In other words, she can be good at thinking and moving one day, with her emotions normal, but the next day she can be terrible. And the day after that she can be fine again.
It happened today.
I arrived to visit her at 4:15 pm and found her in deep sleep. Her caregiver, Jona, had left at 2 pm or so for a doctor's appointment. She had carefully unplugged Mom's electric recliner and left her asleep in it.
"Hi, Mom, I'm here," I said loudly, figuring I should wake her up and get some greeting cards signed and exercise done before taking her to dinner.
"Oh, you're here. I was at Fitzsimmons talking to a doctor," she said.
"You were really asleep," I said. "You were dreaming that you were in Colorado."
"Yes," she said, continuing to tell me about her dream.
But then she said, "That thing on the ceiling has worms crawling in it. Every once in a while one falls out and falls on me. That's a public health disaster. And they are probably the thing that makes my chin so itchy that I have to get it cleaned."
"Mom, that's just the sprinkler for fires," I said, looking up at the spigot in the middle of the ceiling.
"That's what they tell me--fire protection--but it doesn't look like that."
"No, it doesn't. Now Mom, you can't keep scratching your chin. It's looking so good; the scabs have fallen off."
After we talked a bit more, I said it was time to walk to the bathroom.
"Did you do your exercises today?"
"Oh yes, I did. They say to me, 'You will or I'll kill you,' so I have to do it."
"They don't say that, Mom. They're not allowed to talk like that."
"Yes, they do," she said with a whimper. "And they say 'We'll let you fall by yourself and they really do it.'"
All this time she was talking to me with her eyes closed and clearly feeling sorry for herself, but I persisted in moving toward our daily walk and making her more alert.
With her chair raised to put her almost in a standing position, I put the walker in front of her and tried to pull her to stand up, but she was not taking any of her own weight. After four practice pushes to standing, I started moving her with the walker toward the bathroom. Her feet and legs were still not bearing much of her weight, but I figured we could make it.
When we moved off the carpet and onto the linoleum floor of the bathroom, however, her feet slipped right out in front of her as if she were on ice. I was holding her whole 120 pounds as she leaned backwards. I kept trying to get her back to standing, but each time she moved a foot, it slipped. I wondered if there was water or talcum powder on the floor, but there was nothing. Somehow I dragged her to the toilet and sat her on it. When I asked her to hold onto the white bar to stand while I removed her wet Depends, she couldn't hold her weight there.
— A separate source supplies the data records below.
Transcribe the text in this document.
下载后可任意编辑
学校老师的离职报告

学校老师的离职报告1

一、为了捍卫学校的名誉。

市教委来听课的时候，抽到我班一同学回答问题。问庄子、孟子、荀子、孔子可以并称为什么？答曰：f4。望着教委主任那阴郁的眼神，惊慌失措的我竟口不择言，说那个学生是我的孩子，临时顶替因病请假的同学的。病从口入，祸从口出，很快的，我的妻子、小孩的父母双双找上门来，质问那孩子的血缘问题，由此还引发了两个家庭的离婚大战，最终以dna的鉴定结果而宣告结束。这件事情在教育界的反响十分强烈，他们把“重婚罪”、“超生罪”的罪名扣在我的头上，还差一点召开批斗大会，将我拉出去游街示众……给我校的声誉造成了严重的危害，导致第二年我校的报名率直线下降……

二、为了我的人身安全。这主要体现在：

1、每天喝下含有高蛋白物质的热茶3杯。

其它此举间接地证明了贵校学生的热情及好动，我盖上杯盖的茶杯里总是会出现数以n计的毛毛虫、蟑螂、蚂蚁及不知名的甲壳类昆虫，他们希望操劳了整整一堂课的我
I had to hold her up while pulling them down, let her sit again as I put on new Depends, and then hold her up while pulling the Depends up. Twice her body sagged nearly to the floor, but I pulled her up to sit on the toilet.
"Don't let me fall," she was yelling.
"You're not going to fall," I kept saying calmly.
"Don't make me do this!"
"It wasn't my idea. You're the one who said you wanted to walk," I insisted.
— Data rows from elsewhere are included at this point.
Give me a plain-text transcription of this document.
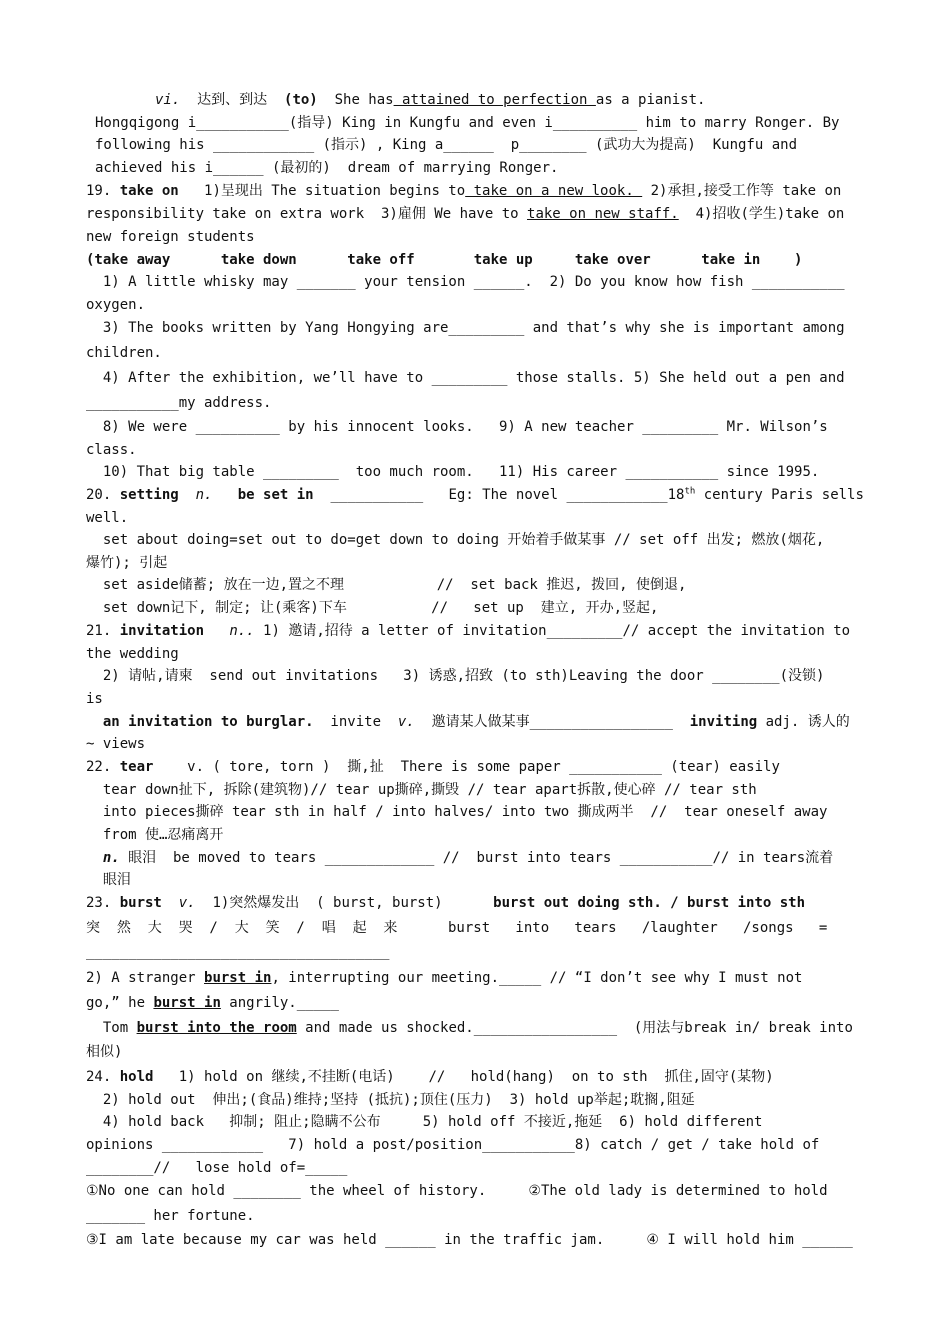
vi.  达到、到达  (to)  She has attained to perfection as a pianist.
Hongqigong i___________(指导) King in Kungfu and even i__________ him to marry Ronger. By
following his ____________ (指示) , King a______  p________ (武功大为提高)  Kungfu and
achieved his i______ (最初的)  dream of marrying Ronger.
19. take on   1)呈现出 The situation begins to take on a new look.  2)承担,接受工作等 take on
responsibility take on extra work  3)雇佣 We have to take on new staff.  4)招收(学生)take on
new foreign students
(take away      take down      take off       take up     take over      take in    )
1) A little whisky may _______ your tension ______.  2) Do you know how fish ___________
oxygen.
3) The books written by Yang Hongying are_________ and that’s why she is important among
children.
4) After the exhibition, we’ll have to _________ those stalls. 5) She held out a pen and
___________my address.
8) We were __________ by his innocent looks.   9) A new teacher _________ Mr. Wilson’s
class.
10) That big table _________  too much room.   11) His career ___________ since 1995.
20. setting n. be set in  ___________   Eg: The novel ____________18th century Paris sells
well.
set about doing=set out to do=get down to doing 开始着手做某事 // set off 出发; 燃放(烟花,
爆竹); 引起
set aside储蓄; 放在一边,置之不理           //  set back 推迟, 拨回, 使倒退,
set down记下, 制定; 让(乘客)下车          //   set up  建立, 开办,竖起,
21. invitation n.. 1) 邀请,招待 a letter of invitation_________// accept the invitation to
the wedding
2) 请帖,请柬  send out invitations   3) 诱惑,招致 (to sth)Leaving the door ________(没锁)
is
an invitation to burglar.  invite  v.  邀请某人做某事_________________  inviting adj. 诱人的
~ views
22. tear    v. ( tore, torn )  撕,扯  There is some paper ___________ (tear) easily
tear down扯下, 拆除(建筑物)// tear up撕碎,撕毁 // tear apart拆散,使心碎 // tear sth
into pieces撕碎 tear sth in half / into halves/ into two 撕成两半  //  tear oneself away
from 使…忍痛离开
n. 眼泪  be moved to tears _____________ //  burst into tears ___________// in tears流着
眼泪
23. burst v.  1)突然爆发出  ( burst, burst)      burst out doing sth. / burst into sth
突  然  大  哭  /  大  笑  /  唱  起  来      burst   into   tears   /laughter   /songs   =
____________________________________
2) A stranger burst in, interrupting our meeting._____ // “I don’t see why I must not
go,” he burst in angrily._____
Tom burst into the room and made us shocked._________________  (用法与break in/ break into
相似)
24. hold   1) hold on 继续,不挂断(电话)    //   hold(hang)  on to sth  抓住,固守(某物)
2) hold out  伸出;(食品)维持;坚持 (抵抗);顶住(压力)  3) hold up举起;耽搁,阻延
4) hold back   抑制; 阻止;隐瞒不公布     5) hold off 不接近,拖延  6) hold different
opinions ____________   7) hold a post/position___________8) catch / get / take hold of
________//   lose hold of=_____
①No one can hold ________ the wheel of history.     ②The old lady is determined to hold
_______ her fortune.
③I am late because my car was held ______ in the traffic jam.     ④ I will hold him ______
It didn't help that she was wearing an ankle-length swishy skirt--I regretted letting her dress so elegantly instead of keeping her in simple long pants with an elastic waist.
I changed her shoes from slip-on style to white jogging shoes with shoe laces and tried to start back toward the wheelchair in the main room, with her at the walker, but her feet still had no grip on the floor.
Somehow we made it to the carpet and the wheelchair. We both sat resting and panting for a few minutes.
"We have to do this every day, if you don't want to be stuck in the wheelchair," I said.
But I had my doubts.
The deep sleep in midafternoon, the worms falling from the ceiling.
"Maybe she had a stroke or some downward LBD turn overnight," I thought. "Maybe she'll never be able to walk again as well as she did for the last five days. Or maybe it's because she was alone for two hours, dreaming and waking. No one was here to talk to her and pull her back to reality."
I'd been hoping to cut back on the one-to-one caregivers and rely more on the Ocean View staff to keep an eye on her, either as she slept in her recliner or sat out in the common area.
But now I realize she can't be left alone. Her mind will wander, even if she physically does not try to get out of the chair or bed.